The Singapore ordinations of two bishops, Murphy and Rodgers, to minister to the faithful in the United States is, I believe, just such a last-ditch attempt to bring the train safely to a halt before total disaster overtakes it. Certainly the courageous (or reckless, according to your point of view) action of Tay and Kolini and their colleagues has made everybody sit bolt upright, including the Archbishop of Canterbury and his fellow primates. And getting a primate to sit bolt upright takes some doing, I can tell you!

To them will fall the unenviable task at their meeting in Oporto in a week or two's time to survey the incalculable damage that they have done to the Anglican Communion by imagining that they could have the authority to change the very nature of the sacred ministry without the agreement of the majority of Catholic Christianity, both East and West that this is the right, or even a possible, thing to do. Even the Pope himself has emphasised on more than one occasion that he does not have such authority.
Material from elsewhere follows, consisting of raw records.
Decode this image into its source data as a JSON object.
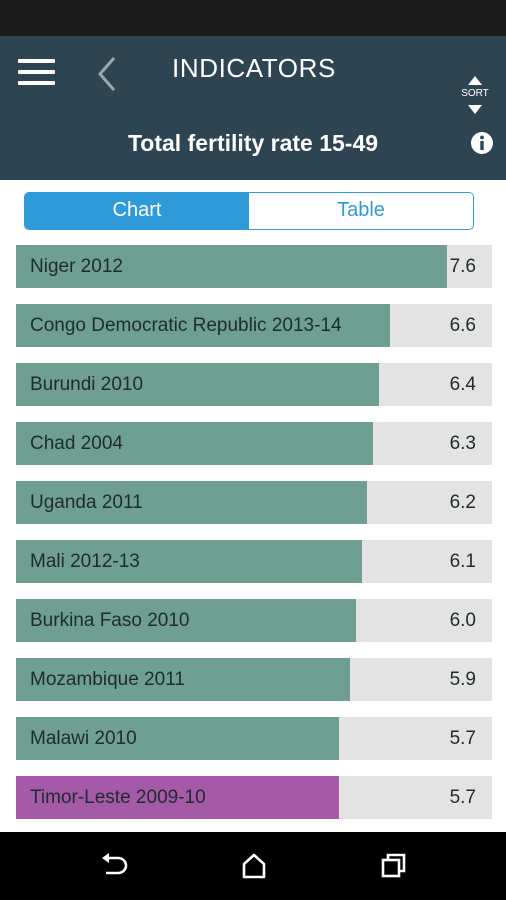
{
  "header": {
    "title": "INDICATORS",
    "indicator": "Total fertility rate 15-49",
    "sort_label": "SORT"
  },
  "tabs": [
    {
      "label": "Chart",
      "active": true
    },
    {
      "label": "Table",
      "active": false
    }
  ],
  "colors": {
    "header_bg": "#2d4452",
    "accent": "#2e9ad8",
    "bar_default": "#6f9e92",
    "bar_highlight": "#a45aa6",
    "bar_track": "#e3e3e3"
  },
  "chart_data": {
    "type": "bar",
    "orientation": "horizontal",
    "title": "Total fertility rate 15-49",
    "xlim": [
      0,
      8.4
    ],
    "categories": [
      "Niger 2012",
      "Congo Democratic Republic 2013-14",
      "Burundi 2010",
      "Chad 2004",
      "Uganda 2011",
      "Mali 2012-13",
      "Burkina Faso 2010",
      "Mozambique 2011",
      "Malawi 2010",
      "Timor-Leste 2009-10"
    ],
    "values": [
      7.6,
      6.6,
      6.4,
      6.3,
      6.2,
      6.1,
      6.0,
      5.9,
      5.7,
      5.7
    ],
    "value_labels": [
      "7.6",
      "6.6",
      "6.4",
      "6.3",
      "6.2",
      "6.1",
      "6.0",
      "5.9",
      "5.7",
      "5.7"
    ],
    "highlighted": [
      "Timor-Leste 2009-10"
    ]
  },
  "nav": {
    "back_icon": "back-arrow-icon",
    "home_icon": "home-icon",
    "recents_icon": "recent-apps-icon"
  }
}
How much less, then, the various "provinces" of that nebulous configuration the Anglican Communion, unheard of before the middle of the nineteenth century.

Of course those who took this fatal step meant terribly well. If the popular view of the moment is that every office and role within the human ambit must be made available to anyone, regardless of their gender, and if this is truly the will of God, then it is outrageous that women should be permanently excluded from the priesthood and the episcopate. One might observe in passing that if that were the case it would then seem to have taken God an extraordinary long time to reveal his will on this matter and even longer for us to find it out.

“But why in that case stop at Holy Orders?” we ask. If, it should indeed prove to be the case that "theologically everything is up for grabs" (as Bishop Jack Spong once memorably claimed in my hearing) then it's necessary to ask what other divine precept may not prove to have become outdated as well. Perhaps, for instance, God did intend that Holy Matrimony should be a temporary union of man and woman for as long as it suits both parties but no longer.

If that is true we surely should be applying ourselves to putting asunder those whose matrimonial condition is standing in the way of their achieving their Optimal Endstate.

Certainly the current proposals before the General Synod of the Church of England for the marriage/remarriage of divorced people in church would seem to imply that such is indeed the case. Clearly some of us clergy are going to have to take seriously the need for "continuous training programmes" to qualify them to discern (for it will be their responsibility) which marriages are "alive" and which are "dead" or "dying" and perhaps to administer the coup de grace to the latter.

Come to think of it, that Organist's wife in the next-door parish is really quite attractive and she's none too happy being married to old Organ Morgan where it's organ, organ all the time, her neighbours tell me. "Oh! I'm a Martyr to Music" she once exclaimed to me after a particularly bad spell of Bach.

And then there's old Mrs Mae Rose-Cottage who's ninety-three this year and such a burden to he relations. She's always led us to understand that St Grizelda's Church would be a beneficiary under her will. I really must go and have a word with her son-in-law about her Optimal Endstate!